Running BED Enrichment Analyses

Setting

The goal of these analyses are to identify enriched transcription factors / histone mods within a subset of genomic loci identified through whatever means (e.g. ATAC-Seq, ChIP-Seq). For example, consider a set of loci that were identified through 3 different ChIP-enrichments–

A.bed
B.bed
C.bed

A question of interest may be “what epigenomic/transcription factor features are enriched in A relative to the others?”. The key here is that we must define a “universe” of genomic loci / peaks (in this example– the union of A, B, and C) and then interrogate a subset (e.g. A) for enrichment with various transcription factor binding loci and aggregation of histone modifications.

Other examples of sensible analyses in this framework would include (but are certainly not limited to)– “what is enriched in my (subsetted) list of differential peaks relative to all peaks?” or “what is enriched in my (subsetted) list of peaks that overlap a GWAS variant relative to all peaks?” A brief description of how to run this framework is described below.

Important Notes

This framework currently supports histone and TF enrichment for mouse and human.
The genomic loci are aligned to hg38 and mm10. If your data is aligned to a different reference genome, you’ll need to either realign or do a liftover. I have an Rpackage that makes this easy
Regions that merely overlap by 1 or more bp are considered hits for enrichment.

What

The analyses are really straight-forward thanks to some really nice tools. Namely, the Cistrome database was used as a collection of “all the ChIP-Seq tracks on GEO”. Next, for the enrichment analyses, we use LOLA, which provides a relatively simply yet elegant implementation of Fisher’s exact test (math shown here) to perform the enrichment. I’ve used some data caching and a couple of other organization schemes to make the analysis run nicely and quickly, but these tools / authors do all the heavily lifiting and should be recognized / cited as such.

Dependencies (Orchestra)

You’ll need to load a relatively recent version of R into your PATH. I found the following module to seemingly work fine.

module load stats/R/3.3.1

Next, you’ll need to install the singular R dependency package, which is LOLA. You can install LOLA through Bioconductor, or simply copy/paste the following code into an interactive R session. Note: on Orchestra, R packages are maintained through individual user library instances, so each user will have to install LOLA individually.

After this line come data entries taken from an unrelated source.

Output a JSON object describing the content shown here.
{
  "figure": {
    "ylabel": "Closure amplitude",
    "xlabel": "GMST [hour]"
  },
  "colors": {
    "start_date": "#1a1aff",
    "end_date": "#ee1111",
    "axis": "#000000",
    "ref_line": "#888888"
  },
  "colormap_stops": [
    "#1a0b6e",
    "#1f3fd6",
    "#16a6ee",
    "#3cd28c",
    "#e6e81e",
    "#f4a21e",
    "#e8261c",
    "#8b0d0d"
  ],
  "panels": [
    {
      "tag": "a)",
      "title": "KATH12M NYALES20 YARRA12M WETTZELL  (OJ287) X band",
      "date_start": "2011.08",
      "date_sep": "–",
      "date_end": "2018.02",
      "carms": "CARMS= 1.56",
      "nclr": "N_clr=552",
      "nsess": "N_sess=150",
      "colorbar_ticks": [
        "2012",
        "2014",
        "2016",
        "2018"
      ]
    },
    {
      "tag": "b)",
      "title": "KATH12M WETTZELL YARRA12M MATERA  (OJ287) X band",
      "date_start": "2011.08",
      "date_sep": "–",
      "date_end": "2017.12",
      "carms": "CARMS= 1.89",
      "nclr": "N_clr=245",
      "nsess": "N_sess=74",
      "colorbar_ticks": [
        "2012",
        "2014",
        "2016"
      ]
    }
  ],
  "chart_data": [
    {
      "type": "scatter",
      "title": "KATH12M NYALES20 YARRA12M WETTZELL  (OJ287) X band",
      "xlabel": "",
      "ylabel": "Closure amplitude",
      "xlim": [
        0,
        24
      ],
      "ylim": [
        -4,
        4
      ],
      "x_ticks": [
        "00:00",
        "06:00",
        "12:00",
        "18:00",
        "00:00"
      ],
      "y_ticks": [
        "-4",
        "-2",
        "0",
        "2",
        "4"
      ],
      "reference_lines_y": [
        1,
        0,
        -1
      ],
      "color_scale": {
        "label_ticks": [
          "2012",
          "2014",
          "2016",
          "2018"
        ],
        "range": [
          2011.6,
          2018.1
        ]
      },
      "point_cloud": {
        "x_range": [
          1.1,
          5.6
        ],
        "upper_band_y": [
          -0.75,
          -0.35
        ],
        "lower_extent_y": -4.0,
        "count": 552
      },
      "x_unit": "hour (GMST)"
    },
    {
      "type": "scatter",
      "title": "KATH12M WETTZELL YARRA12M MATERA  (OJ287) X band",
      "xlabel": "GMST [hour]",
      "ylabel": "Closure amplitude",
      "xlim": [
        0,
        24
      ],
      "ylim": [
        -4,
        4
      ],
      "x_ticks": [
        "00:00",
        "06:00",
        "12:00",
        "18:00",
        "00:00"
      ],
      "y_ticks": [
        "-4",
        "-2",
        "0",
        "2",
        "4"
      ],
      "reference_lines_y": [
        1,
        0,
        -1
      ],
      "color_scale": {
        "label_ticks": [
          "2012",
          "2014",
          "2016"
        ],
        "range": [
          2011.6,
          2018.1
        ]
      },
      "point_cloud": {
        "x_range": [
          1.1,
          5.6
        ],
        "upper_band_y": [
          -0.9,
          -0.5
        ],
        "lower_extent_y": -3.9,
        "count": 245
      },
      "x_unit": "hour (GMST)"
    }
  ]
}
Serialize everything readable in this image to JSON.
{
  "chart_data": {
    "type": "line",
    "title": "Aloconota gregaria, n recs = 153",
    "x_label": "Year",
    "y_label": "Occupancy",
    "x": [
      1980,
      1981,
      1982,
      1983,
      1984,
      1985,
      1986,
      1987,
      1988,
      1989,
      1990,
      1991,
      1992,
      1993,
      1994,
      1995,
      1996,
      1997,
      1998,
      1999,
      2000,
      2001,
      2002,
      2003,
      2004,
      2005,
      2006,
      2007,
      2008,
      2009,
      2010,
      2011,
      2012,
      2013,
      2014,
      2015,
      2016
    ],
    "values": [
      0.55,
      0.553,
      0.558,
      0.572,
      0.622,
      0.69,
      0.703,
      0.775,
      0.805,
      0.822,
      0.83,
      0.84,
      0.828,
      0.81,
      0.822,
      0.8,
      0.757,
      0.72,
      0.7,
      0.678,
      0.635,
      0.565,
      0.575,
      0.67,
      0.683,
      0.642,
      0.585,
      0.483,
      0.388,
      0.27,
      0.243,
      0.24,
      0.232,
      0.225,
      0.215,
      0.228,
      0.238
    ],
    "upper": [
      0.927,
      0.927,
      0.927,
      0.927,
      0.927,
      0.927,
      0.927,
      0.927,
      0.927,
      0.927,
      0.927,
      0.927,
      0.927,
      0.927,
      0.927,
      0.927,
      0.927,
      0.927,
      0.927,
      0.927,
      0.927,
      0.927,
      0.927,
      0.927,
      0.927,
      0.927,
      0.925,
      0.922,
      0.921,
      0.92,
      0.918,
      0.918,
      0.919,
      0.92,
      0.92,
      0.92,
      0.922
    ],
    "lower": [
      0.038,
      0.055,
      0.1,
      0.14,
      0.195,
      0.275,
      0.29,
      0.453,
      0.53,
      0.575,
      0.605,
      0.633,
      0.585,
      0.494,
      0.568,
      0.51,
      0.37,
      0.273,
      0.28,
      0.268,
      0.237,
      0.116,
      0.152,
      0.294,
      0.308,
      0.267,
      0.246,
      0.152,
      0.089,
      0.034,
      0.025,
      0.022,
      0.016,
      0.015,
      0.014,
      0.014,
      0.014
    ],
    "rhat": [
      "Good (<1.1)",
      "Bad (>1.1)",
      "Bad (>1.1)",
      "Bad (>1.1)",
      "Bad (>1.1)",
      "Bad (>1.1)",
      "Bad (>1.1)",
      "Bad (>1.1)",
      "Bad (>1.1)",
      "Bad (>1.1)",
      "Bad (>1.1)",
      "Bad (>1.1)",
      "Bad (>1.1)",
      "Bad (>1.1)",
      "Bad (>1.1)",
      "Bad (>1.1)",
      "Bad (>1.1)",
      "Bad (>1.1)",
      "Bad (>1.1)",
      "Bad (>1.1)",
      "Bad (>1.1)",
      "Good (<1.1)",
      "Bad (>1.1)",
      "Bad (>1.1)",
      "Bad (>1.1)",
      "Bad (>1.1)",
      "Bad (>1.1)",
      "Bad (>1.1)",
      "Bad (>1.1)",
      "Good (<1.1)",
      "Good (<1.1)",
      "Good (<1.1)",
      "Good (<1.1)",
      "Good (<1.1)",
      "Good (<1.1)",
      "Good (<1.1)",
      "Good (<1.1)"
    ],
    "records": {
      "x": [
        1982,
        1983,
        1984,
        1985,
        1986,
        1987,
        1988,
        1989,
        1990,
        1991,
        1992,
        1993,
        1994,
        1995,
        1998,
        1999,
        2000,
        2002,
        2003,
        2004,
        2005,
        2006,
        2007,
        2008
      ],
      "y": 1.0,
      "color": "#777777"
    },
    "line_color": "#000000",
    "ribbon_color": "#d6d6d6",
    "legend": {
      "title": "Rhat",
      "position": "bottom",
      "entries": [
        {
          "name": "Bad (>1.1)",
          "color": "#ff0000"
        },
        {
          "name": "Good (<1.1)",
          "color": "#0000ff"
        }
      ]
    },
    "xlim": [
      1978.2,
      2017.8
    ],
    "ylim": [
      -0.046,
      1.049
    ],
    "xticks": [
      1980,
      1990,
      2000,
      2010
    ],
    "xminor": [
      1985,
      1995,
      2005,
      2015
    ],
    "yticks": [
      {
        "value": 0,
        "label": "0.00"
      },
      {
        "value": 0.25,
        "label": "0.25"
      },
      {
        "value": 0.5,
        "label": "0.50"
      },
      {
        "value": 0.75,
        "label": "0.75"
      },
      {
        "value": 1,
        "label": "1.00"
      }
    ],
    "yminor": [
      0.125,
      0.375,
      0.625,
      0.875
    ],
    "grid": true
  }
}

## try http:// if https:// URLs are not supported
source("https://bioconductor.org/biocLite.R")
biocLite("LOLA")

Currently, the folder with everything pre-computed is sitting here for Orchestra–

/n/scratch2/cal52/bedEnrichment

but it may move.

Analysis

With the dependencies installed and the pre-computed file structure wrangled, the analysis can be executed using the following framework. A simple R script showing enrichment for an example factor (BAF155) within a universe (all BAF peaks) is shown here–

library(LOLA)

background_path <- "input/BAF_universe.bedover"
test_path <- "input/EOL1_WT_BAF155_peaks.bedover"

cores <- 8 
regionDB <- readRDS("../hg38_hist/Histone_human_Cistrome/hg38_histone_cistrome.rds")
background <- readBed(background_path)
res <- runLOLA(readBed(),background,regionDB,cores=cores)
writeCombinedEnrichment(res, outFolder= "EOL1_BAF155_Histone")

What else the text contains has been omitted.